The imager's superconducting electromagnet is designed to produce a field of 11.75 Teslas, making it the world's most powerful whole-body scanner. Most standard hospital MRIs produce 1.5 or 3 Teslas, IEEE Spectrum reported.  The previous record for field strength was around 9.4 Teslas. 

The development of the scanner, known as Imaging of Neuro disease Using high-field MR And Contrastophores (INUMAC), has been in progress since 2006 and is expected to cost about USD 270 million. Standard hospital scanners have a spatial resolution of about one millimetre, covering about 10,000 neurons, and a time resolution of about a second. 
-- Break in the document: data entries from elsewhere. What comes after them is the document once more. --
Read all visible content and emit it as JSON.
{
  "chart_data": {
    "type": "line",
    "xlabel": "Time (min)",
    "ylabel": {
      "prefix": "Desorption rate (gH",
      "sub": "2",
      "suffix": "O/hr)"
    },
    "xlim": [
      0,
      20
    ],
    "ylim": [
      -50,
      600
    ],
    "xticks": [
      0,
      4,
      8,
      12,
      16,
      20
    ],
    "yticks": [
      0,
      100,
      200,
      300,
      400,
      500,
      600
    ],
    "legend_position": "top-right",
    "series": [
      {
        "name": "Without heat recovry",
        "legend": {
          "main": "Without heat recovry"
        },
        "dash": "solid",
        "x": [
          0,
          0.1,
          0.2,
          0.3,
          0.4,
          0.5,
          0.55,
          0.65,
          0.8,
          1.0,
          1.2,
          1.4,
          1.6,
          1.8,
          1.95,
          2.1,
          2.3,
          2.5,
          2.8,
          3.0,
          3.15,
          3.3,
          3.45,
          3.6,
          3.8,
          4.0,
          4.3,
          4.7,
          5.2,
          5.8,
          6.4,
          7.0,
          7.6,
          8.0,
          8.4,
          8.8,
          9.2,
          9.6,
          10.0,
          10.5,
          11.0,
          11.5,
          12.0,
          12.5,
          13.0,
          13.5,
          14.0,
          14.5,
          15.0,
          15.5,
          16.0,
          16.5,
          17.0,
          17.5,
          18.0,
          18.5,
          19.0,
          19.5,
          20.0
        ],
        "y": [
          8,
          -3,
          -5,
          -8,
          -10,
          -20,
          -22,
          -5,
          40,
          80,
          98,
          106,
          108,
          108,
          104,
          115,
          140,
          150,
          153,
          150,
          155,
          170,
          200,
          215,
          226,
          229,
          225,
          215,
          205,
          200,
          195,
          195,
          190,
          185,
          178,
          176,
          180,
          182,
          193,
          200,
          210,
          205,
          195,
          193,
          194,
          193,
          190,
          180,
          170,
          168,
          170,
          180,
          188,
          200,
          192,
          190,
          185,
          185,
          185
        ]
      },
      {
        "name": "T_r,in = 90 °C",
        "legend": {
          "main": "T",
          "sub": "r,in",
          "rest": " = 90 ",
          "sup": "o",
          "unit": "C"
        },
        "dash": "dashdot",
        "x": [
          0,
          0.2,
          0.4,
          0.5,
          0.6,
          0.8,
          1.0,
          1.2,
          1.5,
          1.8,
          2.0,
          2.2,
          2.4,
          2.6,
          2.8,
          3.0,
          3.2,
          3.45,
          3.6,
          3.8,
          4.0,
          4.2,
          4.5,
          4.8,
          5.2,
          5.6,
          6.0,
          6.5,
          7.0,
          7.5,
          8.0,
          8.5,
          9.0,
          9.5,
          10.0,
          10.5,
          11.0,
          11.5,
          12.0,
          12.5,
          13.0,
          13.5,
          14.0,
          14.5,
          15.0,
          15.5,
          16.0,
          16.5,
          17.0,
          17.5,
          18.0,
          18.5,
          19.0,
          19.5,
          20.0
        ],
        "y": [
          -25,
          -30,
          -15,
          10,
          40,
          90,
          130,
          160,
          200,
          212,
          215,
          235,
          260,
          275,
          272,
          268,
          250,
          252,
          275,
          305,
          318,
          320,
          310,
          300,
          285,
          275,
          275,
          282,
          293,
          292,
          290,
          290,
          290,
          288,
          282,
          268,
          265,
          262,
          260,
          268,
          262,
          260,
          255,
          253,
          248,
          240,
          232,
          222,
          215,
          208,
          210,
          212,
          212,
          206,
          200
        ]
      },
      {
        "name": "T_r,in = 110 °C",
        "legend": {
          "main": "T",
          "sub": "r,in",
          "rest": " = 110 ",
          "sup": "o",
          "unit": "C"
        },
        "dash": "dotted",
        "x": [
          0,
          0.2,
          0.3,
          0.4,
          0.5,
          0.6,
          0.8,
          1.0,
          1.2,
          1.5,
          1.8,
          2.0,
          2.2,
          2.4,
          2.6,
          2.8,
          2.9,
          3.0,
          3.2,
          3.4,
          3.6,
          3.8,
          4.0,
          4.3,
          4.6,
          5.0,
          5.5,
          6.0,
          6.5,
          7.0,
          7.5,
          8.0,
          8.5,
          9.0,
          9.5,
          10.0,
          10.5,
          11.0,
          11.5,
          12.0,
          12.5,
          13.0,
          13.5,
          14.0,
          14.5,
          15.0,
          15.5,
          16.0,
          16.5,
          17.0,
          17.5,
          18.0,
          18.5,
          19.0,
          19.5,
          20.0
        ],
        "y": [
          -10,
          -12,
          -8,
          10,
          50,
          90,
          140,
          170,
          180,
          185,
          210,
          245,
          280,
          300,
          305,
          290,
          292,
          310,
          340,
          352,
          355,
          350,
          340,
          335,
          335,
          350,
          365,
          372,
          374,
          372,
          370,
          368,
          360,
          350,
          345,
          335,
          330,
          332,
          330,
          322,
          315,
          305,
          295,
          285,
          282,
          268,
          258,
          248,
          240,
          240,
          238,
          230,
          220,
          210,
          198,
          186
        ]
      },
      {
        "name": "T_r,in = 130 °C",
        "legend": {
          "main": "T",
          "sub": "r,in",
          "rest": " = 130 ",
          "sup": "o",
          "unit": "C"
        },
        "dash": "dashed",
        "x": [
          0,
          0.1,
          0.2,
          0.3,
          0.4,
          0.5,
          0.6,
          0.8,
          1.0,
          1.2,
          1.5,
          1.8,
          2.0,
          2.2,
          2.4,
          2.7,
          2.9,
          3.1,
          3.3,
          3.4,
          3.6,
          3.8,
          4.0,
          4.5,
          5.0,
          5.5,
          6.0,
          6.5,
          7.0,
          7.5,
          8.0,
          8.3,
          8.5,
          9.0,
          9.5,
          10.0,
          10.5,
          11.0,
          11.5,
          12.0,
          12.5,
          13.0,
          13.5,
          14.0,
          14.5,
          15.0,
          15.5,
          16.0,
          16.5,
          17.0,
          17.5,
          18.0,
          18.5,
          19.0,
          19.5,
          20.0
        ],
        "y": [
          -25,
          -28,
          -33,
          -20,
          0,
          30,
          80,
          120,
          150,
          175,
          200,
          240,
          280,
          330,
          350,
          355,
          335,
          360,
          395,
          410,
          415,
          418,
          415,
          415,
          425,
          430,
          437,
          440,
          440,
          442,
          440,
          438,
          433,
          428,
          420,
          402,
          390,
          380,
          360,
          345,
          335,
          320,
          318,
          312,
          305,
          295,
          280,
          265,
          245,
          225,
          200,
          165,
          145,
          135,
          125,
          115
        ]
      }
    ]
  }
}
The INUMAC will be able to image an area of about 0.1 mm, or 1000 neurons, and see changes occurring as fast as one-tenth of a second, according to Pierre Vedrine, director of the project at the French Alternative Energies and Atomic Energy Commission, in Paris.  The wire in the INUMAC magnet is made from niobium-titanium, a common superconductor alloy. 

To reach the required field strength, the electromagnet must be able to carry 1500 amperes at 12 Teslas and be cooled by super-fluid liquid helium to 1.8 kelvins. 

The inner diameter of the magnet will be 90 centimetres, wide enough for a human body. The fully assembled magnet will be delivered by September next year, Vedrine said.